Case Study – Stress-Testing an Overextended Monitoring Vision

The problem

  • An ambitious indicator strategy, no critical review against feasibility, coherence, and practicality.

Context

A broad sustainability vision was built around over a hundred of proposed indicators as derived from a community consultation process. On paper, the ambition was high. In practice, however, the indicator set had not yet been challenged for clarity, duplication, usefulness, measurability, bottlenecks, or implementation burden.

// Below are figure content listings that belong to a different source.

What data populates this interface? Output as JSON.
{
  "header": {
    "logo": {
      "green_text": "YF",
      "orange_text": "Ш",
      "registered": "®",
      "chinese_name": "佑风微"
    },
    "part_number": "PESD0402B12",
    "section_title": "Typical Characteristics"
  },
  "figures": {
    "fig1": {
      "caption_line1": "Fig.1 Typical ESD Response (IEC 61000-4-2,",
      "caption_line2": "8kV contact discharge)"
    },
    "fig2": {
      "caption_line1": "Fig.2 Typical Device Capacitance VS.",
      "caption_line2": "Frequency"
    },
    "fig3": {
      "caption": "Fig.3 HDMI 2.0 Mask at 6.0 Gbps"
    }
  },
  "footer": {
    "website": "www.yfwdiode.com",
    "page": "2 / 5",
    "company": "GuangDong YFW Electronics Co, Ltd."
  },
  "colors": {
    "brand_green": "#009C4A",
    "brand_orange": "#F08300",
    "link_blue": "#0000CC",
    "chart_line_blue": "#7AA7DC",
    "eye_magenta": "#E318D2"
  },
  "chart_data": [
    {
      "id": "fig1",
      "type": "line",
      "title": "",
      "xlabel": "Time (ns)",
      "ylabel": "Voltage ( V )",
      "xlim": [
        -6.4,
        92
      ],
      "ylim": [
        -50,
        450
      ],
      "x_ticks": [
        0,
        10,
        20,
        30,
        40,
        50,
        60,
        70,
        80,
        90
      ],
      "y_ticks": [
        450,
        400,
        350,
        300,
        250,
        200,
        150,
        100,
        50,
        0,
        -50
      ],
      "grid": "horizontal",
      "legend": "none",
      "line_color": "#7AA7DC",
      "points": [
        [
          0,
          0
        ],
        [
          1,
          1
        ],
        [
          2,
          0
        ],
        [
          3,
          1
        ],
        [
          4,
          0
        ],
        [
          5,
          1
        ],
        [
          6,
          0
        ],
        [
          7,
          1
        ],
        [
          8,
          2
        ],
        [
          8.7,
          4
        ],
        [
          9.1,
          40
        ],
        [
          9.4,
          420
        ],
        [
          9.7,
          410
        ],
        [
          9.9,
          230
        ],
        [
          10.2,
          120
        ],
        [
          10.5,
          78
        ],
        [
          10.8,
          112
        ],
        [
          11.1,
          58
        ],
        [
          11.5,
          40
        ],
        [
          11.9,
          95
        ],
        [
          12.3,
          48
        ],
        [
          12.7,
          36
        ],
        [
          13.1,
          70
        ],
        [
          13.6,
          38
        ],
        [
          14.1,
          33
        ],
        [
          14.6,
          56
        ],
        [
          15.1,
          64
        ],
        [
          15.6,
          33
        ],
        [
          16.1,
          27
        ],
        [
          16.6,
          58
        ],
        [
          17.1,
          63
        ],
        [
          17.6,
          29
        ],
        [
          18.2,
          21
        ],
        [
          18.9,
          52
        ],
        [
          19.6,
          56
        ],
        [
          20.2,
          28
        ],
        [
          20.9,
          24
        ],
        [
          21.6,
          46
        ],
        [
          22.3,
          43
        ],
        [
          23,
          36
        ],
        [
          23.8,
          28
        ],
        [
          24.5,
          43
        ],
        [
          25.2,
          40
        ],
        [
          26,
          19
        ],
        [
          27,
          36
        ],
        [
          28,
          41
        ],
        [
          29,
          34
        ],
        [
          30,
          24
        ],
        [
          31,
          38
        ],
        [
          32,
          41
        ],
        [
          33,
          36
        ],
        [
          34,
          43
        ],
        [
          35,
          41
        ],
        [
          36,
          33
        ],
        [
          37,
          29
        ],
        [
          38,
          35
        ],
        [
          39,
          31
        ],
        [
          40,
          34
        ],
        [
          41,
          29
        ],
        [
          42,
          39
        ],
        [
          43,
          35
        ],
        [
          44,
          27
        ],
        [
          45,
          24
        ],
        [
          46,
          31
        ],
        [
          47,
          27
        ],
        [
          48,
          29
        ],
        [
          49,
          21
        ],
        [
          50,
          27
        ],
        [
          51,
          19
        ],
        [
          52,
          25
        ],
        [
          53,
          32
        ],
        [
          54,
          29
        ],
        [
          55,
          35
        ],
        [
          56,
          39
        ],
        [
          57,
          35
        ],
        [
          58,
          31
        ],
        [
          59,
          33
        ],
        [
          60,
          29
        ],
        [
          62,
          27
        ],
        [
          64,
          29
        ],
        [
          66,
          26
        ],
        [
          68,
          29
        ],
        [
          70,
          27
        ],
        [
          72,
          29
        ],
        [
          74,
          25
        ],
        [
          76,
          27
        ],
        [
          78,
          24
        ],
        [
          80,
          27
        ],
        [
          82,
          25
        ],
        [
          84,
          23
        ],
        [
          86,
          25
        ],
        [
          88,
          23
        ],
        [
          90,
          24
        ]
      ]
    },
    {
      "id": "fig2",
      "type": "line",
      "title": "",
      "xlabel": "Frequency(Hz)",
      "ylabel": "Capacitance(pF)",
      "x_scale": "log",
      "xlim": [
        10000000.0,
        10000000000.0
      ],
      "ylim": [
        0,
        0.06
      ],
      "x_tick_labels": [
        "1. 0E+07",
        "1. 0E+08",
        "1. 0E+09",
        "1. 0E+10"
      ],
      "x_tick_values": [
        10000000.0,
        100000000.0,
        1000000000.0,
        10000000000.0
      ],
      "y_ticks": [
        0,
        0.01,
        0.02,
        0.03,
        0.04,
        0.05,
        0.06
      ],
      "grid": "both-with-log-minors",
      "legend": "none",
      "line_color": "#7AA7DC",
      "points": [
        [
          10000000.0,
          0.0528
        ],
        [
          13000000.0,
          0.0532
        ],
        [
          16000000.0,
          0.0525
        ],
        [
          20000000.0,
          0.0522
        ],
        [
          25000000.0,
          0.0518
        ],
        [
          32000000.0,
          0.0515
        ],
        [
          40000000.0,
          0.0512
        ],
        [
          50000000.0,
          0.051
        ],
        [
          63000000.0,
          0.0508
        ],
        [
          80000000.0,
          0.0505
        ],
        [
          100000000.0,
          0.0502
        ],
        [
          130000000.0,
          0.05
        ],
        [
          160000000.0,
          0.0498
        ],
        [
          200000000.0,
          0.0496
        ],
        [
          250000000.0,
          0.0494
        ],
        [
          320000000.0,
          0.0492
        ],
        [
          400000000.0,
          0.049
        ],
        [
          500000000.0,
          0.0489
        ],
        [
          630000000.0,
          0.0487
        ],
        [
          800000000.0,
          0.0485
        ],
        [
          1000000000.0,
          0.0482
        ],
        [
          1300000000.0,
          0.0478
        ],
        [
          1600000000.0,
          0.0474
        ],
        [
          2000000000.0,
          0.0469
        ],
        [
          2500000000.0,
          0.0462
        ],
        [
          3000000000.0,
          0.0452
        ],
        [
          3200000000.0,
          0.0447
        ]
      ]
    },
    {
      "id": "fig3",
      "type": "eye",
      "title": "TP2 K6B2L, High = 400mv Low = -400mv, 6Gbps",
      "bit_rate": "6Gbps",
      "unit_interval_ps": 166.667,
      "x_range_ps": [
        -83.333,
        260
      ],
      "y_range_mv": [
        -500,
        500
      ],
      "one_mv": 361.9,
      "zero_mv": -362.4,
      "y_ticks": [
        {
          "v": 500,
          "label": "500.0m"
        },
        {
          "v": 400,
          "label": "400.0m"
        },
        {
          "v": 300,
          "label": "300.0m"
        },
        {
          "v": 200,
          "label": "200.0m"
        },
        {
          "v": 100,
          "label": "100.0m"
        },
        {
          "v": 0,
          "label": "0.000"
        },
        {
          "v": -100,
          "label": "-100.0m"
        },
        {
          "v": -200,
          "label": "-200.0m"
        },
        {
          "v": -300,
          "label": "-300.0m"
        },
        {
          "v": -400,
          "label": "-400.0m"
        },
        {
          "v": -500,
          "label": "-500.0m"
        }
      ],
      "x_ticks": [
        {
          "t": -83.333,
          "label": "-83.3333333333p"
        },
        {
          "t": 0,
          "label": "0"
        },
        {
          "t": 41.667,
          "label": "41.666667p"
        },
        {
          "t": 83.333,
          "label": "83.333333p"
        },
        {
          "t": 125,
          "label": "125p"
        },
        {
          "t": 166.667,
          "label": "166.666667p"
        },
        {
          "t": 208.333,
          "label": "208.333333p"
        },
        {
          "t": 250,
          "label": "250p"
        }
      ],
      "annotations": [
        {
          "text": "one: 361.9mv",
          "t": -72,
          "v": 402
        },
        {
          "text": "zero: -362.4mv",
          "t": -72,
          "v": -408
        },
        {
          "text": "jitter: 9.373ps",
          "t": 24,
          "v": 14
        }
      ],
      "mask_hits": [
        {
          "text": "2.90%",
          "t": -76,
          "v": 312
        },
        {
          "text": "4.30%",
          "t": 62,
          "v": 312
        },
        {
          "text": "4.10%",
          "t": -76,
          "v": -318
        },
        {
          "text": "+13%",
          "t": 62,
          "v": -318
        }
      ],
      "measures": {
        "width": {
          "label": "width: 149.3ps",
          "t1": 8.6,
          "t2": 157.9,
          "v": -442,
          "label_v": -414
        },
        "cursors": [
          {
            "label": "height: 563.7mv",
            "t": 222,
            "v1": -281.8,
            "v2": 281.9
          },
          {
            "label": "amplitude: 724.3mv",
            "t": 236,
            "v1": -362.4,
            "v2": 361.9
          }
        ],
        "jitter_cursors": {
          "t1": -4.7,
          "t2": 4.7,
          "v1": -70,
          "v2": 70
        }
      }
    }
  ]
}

The risk was a monitoring model that appeared comprehensive, but would prove unworkable during implementation.

What was needed was not a cosmetic clean-up, but a substantive feasibility review with a closer look at whether the proposed indicators actually made sense, whether their data could be collected realistically, whether their terminology was logical, whether their importance was justifiable, and whether common indicators could be used in their stead.

My role

I reviewed the proposed indicator set as part of a broader advisory assignment on planning and monitoring. My task was not simply to edit wording, but to examine the indicator vision against what each indicator was trying to capture, whether it was conceptually clear, whether it duplicated other measures, whether the data could realistically be collected directly or obtained from alternative sources including stakeholders, whether there are risks in collecting their data and in publishing any results, and whether the overall framework was moving toward something implementable.

What I did

I conducted a substantive diagnostic review of the proposed monitoring concept by:

  • reviewing the proposed indicators for conceptual clarity, relevance, duplication, and feasibility, etc.
  • identifying where single indicators were overloaded and in fact contained multiple different ideas or measurement demands
  • questioning whether certain indicators were meaningful in practice, even where they sounded appealing in principle
  • flagging measurement problems, including vague definitions, unclear units of analysis, unrealistic tracking expectations, and likely data-source gaps
  • identifying where indicators would be difficult, politically sensitive, or disproportionate to the organisation’s realistic monitoring capacity

As the review progressed, it became increasingly clear that the main issue was not the wording of individual indicators, but the wider monitoring vision itself. The proposed framework was too broad and insufficiently grounded in feasibility to function as intended without significant rethinking.

Outcome

The review helped leadership recognise that the original monitoring vision was not realistically implementable in its proposed form. Rather than producing a finalised indicator set through minor refinement, the exercise served as a feasibility stress test that exposed the need for more fundamental reconsideration of the framework’s scope, logic, and practical demands.

What this case shows

This case demonstrates my ability to diagnose weak framework design before it hardens into an unworkable system. It shows that I do not just help build monitoring structures; I also know how to test whether they are conceptually sound, realistically measurable, and proportionate to institutional capacity. Sometimes the most valuable contribution is not to force into existence a refined framework, but to show clearly why the whole concept needs rethinking first.